山中龍宏「子どもを守る」
医療・健康・介護のコラム
子ども用の椅子に立っていた子が転落し頭部骨折 「高さ75センチ以上」は大けがのリスク
前回は、1~5歳児の転落で最も頻度が高い「階段」について取り上げましたが、今回は2番目に多い「椅子からの転落」についてお話しします。椅子は、日常生活に欠かせない身近な製品で、幼児が椅子から転落することはよくあることですね。自宅だけでなく、外出先や帰省先でも転落します。

イラスト:高橋まや
約8割は保護者の目の前で
東京消防庁が発表している各年の「救急搬送データからみる日常生活事故の実態」から、2014~19年の6年間に、転落が原因で搬送した1歳児と2歳児のデータを多いものから順に見てみましょう(表)。毎年、同じ年齢の子どもに、同じ事故が、ほぼ同じ件数発生しており、これまでの予防策では不十分であることがよくわかります。
1~5歳児がいる保護者3000人を対象とした 東京都生活文化局のアンケート調査 では、一人がけの椅子に関連して、子どもが「ケガをした」と「ヒヤリ・ハット経験をした」を合わせると82%を占めていました。このうち、ヒヤリ・ハット経験が78%、ケガをしたのは22%(病院を受診しなかった:13%、受診した:8%、入院した:1%)でした。年齢別にみると、1歳が38%と最も多く、2歳が30%、3歳が15%と続いていました。男女差はほとんどありませんでした。
椅子の種類には、座面の高さが30センチ以上のハイチェア、30センチ未満のローチェア、テーブル取り付け式チェア、バウンサー、安楽椅子、オフィスチェア、ダイニングチェア、丸椅子などがあります。ケガ等を経験した椅子では、ハイチェアが40%、次いでダイニングチェアが30%となっていました。転落した座面の高さは60センチ未満が80%を占めていました。
一人がけ椅子に関連したケガは、転落が約80%、それ以外に、椅子に引っかかって転ぶ、走っていてぶつかる、椅子のすき間に指や頭が挟まれる、椅子を運ぼうとして転ぶなど、いろいろなケガが起こっていました。

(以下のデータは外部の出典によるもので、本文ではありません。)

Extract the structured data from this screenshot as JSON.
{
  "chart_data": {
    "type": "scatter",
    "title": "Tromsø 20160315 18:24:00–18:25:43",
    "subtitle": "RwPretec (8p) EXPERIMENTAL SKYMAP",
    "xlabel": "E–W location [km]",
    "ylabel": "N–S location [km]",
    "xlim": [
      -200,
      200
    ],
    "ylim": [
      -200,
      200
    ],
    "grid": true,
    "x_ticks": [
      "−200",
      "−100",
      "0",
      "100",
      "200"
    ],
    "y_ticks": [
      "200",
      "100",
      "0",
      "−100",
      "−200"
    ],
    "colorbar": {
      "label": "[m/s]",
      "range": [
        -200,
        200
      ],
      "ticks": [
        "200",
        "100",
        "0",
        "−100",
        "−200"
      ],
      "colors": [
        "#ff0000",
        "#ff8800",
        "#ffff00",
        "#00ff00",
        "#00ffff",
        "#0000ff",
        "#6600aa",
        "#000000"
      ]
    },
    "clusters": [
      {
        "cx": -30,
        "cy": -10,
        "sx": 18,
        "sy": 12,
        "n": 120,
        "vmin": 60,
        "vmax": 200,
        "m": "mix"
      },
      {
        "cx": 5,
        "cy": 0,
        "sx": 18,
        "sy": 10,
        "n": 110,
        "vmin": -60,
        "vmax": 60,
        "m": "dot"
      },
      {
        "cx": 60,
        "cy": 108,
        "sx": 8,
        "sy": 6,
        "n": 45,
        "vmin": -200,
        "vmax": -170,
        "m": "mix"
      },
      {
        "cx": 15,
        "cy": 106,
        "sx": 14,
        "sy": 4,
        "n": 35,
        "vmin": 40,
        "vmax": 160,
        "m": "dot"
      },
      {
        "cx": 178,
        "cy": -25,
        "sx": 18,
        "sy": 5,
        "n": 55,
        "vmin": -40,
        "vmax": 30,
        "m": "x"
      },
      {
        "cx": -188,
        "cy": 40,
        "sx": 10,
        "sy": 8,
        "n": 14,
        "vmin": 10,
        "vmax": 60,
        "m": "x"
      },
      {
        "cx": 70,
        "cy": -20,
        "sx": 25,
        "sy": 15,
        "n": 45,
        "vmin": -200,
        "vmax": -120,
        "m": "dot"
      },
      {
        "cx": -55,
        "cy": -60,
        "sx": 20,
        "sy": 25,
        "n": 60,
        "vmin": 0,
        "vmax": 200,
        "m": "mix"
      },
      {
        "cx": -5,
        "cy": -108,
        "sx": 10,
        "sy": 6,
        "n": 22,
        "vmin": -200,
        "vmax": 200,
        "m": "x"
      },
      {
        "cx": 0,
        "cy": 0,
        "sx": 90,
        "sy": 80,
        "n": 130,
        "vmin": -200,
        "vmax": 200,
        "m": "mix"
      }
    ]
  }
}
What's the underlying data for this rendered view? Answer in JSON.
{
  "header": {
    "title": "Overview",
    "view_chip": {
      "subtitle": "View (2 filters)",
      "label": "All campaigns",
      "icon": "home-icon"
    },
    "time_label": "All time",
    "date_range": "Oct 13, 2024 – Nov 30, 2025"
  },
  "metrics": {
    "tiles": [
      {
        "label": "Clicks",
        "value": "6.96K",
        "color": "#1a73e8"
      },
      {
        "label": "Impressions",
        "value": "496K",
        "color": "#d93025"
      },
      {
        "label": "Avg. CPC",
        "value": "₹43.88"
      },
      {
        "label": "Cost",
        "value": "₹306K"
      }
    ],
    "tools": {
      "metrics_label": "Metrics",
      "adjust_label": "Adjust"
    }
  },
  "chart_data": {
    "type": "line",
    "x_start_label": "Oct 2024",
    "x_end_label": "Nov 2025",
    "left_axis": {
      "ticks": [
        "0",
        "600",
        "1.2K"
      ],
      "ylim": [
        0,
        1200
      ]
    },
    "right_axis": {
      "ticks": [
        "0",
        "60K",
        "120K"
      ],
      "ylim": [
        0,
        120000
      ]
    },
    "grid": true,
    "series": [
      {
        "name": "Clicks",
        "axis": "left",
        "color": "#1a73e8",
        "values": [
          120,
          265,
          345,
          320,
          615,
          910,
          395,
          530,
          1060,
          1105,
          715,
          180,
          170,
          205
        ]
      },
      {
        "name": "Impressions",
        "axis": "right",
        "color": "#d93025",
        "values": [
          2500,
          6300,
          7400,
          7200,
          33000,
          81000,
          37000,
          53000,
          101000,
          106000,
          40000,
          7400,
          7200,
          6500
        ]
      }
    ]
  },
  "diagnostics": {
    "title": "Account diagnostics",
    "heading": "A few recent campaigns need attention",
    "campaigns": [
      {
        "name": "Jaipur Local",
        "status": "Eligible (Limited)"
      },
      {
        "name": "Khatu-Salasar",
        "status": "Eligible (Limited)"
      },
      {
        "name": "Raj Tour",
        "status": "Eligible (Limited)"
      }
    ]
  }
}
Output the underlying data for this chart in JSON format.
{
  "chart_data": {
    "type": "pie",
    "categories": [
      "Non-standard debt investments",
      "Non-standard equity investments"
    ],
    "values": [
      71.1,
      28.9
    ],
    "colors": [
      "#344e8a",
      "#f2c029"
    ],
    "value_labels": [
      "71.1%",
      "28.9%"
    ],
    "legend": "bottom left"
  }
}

子どもがケガをした、あるいはケガをしそうになったとき、保護者が子どもを見ていたかどうかたずねたところ、約8割の保護者は「見ていた」と回答していました。子どもは、見ている目の前で転落するのです。
デスクチェアを回して遊んでいてテレビ台の角に
事例1 :1歳男児。小学生の長女が子ども用椅子(ハイチェア)に座り、その長女と背もたれの間に末子が立ち、お菓子の取り合いをしていた。座っていた長女に、「危ないから、今すぐに降ろすよう」と言ったが聞かなかった。母親は台所にいたので、すぐに行けず、声かけをしながら降ろしに行こうとした矢先に、末子は頭からひっくり返り、フローリングの床に転落した。頭部骨折と内出血のため入院した。
子どもが椅子の上で立ち上がることはよくあります。ベルトを嫌がるために固定していない、あるいはベルトの固定が緩いとすり抜けて立ち上がります。ハイチェアの上に立つと、転落したときの衝撃力は大きくなります。
事例2 :1歳女児。ソファからハイチェア、大人用のダイニングチェアと飛び移って遊んでいた。ハイチェアに自分でよじ登り、足を滑らせてあごを強打した。
椅子の昇降時にケガをすることがよくあります。
事例3 :3歳男児。デスクチェアを回して遊んでいて、遠心力に負けて振り落とされ、近くにあったテレビ台の角に頭をぶつけ、数針縫うケガをした。